Huawei dan ZTE Diboikot, Amerika Harus Menanggung Rugi
- Beyond the Horizon ISSG
VIVA – Ketua Komisi Komunikasi Federal (Federal Communications Commission/FCC) Jessica Rosenworcel mengajukan biaya penggantian rantai pasok sebesar US$5,6 miliar (Rp80,6 triliun) atas peralatan teknologi milik Huawei dan ZTE – keduanya asal China – yang dianggap tidak aman oleh pemerintah Amerika Serikat.
Pernyataan Rosenworcel ini diungkapkan di depan Kongres AS, seperti dikutip dari situs The Verge, Senin, 7 Februari 2022.
Pada September 2020, FCC memperkirakan bahwa upaya tersebut akan menelan biaya US$1,8 miliar (Rp26 triliun). Tiga bulan kemudian, Kongres AS akhirnya mengalokasikan dana sekitar US$1,9 miliar (Rp27,3 triliun).

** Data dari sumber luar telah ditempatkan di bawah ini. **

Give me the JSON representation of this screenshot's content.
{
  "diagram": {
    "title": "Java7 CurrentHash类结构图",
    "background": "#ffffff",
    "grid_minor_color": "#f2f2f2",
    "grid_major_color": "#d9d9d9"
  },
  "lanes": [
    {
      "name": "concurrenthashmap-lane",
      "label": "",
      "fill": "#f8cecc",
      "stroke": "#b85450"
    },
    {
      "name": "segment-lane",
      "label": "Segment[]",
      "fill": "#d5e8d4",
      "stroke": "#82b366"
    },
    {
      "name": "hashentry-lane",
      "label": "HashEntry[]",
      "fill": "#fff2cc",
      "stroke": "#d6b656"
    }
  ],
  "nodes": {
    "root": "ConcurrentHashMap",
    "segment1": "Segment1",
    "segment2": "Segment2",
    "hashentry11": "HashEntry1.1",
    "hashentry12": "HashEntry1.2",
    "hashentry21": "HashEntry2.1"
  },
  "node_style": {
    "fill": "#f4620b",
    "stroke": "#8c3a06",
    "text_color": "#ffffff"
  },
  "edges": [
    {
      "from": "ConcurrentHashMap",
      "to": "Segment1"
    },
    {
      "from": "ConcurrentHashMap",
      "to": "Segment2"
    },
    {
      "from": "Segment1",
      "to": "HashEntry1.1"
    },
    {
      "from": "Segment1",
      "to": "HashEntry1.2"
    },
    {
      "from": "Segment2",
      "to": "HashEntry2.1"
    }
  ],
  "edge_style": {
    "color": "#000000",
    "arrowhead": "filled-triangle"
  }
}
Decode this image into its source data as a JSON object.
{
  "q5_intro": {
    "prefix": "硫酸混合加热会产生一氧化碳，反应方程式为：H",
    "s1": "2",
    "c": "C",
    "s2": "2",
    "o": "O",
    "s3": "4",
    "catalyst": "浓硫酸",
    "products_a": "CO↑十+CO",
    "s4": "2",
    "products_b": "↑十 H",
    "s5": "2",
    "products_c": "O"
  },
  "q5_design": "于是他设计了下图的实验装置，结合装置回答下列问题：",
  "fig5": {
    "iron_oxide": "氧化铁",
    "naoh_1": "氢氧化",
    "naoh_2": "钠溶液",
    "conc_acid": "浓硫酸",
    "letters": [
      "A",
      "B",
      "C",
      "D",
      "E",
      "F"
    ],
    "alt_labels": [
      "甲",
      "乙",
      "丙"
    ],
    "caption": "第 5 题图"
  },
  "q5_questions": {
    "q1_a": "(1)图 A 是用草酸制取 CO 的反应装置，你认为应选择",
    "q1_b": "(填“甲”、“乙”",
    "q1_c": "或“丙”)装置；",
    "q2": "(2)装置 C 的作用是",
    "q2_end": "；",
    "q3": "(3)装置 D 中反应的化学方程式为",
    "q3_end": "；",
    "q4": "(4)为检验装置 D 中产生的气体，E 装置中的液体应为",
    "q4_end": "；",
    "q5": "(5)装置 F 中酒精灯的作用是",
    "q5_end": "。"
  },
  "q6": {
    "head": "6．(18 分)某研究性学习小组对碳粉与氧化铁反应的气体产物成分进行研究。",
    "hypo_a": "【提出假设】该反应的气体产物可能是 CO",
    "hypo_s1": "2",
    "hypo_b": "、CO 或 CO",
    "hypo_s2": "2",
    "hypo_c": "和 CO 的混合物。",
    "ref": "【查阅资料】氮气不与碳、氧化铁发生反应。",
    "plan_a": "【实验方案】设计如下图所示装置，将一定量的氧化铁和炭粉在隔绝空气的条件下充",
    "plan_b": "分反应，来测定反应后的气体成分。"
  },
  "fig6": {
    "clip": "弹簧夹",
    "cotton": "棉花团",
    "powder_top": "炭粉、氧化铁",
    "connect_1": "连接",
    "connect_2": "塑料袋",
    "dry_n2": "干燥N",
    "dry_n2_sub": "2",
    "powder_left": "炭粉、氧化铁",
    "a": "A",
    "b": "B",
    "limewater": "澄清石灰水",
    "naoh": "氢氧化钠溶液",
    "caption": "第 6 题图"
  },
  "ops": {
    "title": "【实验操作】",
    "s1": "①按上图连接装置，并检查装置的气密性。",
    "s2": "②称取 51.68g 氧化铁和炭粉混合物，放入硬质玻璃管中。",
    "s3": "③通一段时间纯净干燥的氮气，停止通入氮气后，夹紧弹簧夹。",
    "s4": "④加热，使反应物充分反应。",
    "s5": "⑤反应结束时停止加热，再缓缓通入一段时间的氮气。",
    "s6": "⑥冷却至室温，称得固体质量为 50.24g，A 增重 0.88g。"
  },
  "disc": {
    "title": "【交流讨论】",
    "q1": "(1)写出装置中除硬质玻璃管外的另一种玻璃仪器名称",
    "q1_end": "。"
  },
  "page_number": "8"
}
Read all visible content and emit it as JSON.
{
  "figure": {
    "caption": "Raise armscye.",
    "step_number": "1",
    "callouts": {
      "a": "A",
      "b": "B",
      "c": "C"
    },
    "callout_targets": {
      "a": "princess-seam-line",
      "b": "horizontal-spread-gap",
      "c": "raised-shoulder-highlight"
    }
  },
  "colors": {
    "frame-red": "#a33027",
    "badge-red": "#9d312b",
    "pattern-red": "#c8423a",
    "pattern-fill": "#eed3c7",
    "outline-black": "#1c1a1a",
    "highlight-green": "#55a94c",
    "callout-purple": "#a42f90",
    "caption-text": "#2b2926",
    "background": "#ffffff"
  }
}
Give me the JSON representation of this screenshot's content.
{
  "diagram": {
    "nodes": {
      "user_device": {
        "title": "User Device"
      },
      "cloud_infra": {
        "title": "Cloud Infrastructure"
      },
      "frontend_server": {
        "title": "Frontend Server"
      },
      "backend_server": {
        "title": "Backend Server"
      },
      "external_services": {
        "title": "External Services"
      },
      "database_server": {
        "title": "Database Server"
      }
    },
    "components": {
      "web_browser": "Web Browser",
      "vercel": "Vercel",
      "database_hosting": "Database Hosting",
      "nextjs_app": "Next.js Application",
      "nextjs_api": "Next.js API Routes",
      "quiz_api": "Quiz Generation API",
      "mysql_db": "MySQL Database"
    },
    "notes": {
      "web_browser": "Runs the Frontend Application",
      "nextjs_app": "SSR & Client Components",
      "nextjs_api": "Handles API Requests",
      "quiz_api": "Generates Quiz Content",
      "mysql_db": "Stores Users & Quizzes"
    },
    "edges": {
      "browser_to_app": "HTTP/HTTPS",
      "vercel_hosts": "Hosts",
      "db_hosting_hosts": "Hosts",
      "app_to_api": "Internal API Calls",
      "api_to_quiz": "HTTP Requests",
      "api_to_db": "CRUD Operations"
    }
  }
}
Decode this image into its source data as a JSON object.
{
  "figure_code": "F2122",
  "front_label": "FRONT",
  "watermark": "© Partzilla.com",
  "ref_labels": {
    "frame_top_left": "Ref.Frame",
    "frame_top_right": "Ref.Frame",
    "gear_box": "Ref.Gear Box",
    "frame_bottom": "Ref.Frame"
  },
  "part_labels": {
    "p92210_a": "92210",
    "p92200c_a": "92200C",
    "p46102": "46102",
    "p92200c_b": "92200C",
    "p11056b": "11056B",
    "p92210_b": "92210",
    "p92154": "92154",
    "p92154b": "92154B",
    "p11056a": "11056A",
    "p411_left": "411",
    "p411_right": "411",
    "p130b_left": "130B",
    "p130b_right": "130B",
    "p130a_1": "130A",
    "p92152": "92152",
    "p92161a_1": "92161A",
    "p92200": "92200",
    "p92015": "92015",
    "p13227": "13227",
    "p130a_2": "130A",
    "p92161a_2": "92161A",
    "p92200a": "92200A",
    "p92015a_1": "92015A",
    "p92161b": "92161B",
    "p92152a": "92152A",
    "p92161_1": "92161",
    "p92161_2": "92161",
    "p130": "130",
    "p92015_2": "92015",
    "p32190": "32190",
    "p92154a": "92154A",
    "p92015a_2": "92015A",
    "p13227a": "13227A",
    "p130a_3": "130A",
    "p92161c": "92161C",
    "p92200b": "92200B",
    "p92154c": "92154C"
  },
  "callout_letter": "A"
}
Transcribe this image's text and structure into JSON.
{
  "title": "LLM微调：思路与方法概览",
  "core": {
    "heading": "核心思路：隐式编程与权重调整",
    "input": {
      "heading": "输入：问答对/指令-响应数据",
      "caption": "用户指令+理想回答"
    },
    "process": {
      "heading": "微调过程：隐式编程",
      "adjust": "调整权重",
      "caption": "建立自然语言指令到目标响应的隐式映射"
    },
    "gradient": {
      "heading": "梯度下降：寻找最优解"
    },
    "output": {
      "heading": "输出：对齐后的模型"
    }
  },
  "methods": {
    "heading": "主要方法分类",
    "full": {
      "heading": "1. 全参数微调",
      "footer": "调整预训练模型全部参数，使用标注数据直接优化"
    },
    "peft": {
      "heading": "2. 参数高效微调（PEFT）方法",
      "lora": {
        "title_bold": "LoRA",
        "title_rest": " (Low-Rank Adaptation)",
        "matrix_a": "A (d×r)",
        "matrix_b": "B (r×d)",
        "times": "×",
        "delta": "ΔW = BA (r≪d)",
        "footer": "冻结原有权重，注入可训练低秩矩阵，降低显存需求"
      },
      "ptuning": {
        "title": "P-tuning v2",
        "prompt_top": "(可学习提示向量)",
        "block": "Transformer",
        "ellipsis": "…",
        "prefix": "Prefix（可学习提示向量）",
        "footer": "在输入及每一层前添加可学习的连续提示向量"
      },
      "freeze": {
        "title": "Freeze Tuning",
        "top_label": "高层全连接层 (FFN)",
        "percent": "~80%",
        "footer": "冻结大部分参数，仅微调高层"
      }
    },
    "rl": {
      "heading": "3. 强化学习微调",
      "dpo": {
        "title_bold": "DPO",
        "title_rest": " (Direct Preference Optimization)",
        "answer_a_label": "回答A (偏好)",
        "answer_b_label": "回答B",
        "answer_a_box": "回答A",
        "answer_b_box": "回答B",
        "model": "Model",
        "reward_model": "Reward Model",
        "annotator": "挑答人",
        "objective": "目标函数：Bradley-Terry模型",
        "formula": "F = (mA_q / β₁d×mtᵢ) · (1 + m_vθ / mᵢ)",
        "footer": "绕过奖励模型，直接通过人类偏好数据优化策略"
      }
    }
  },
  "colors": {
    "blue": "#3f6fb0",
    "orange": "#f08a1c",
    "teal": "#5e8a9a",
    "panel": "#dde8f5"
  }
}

Akan tetapi, Rosenworcel mengaku sudah menerima lebih dari 181 aplikasi dari operator yang telah mengembangkan rencana untuk melepas dan mengganti peralatan di jaringan mereka yang menimbulkan ancaman keamanan nasional.
Ia berharap Kongres AS menyediakan dana yang cukup untuk program ini untuk tujuan keamanan nasional serta memastikan bahwa AS akan terus memimpin dalam teknologi 5G.
Program penggantian rantai pasokan diberlakukan setelah badan-badan intelijen AS menyuarakan keprihatinan tentang operator yang membangun jaringan generasi kelima mereka menggunakan peralatan dari perusahaan teknologi China seperti Huawei dan ZTE.
Sebelumnya, mantan Ketua FCC Ajit Pai mengatakan ZTE dan Huawei adalah risiko keamanan nasional Amerika Serikat.
Saat itu, beberapa operator telah membeli dan memasang peralatan dari pabrikan dan perusahaan telekomunikasi yang lebih kecil mengklaim bahwa mereka tidak akan mampu menanggung biaya penggantian.
Program ini dirancang untuk menggantikan penyedia layanan komunikasi canggih tentang biaya yang dikeluarkan untuk melepas, mengganti, dan membuang peralatan serta layanan komunikasi dari ZTE dan Huawei.
Setelah mensurvei jaringan yang memiliki peralatan China pada 2020, FCC melaporkan akan menelan biaya lebih dari US$1,8 miliar (Rp26 triliun) untuk melepas serta menggantinya. Mereka juga memperkirakan sekitar US$1,6 miliar (Rp23 triliun) akan memenuhi syarat untuk penggantian.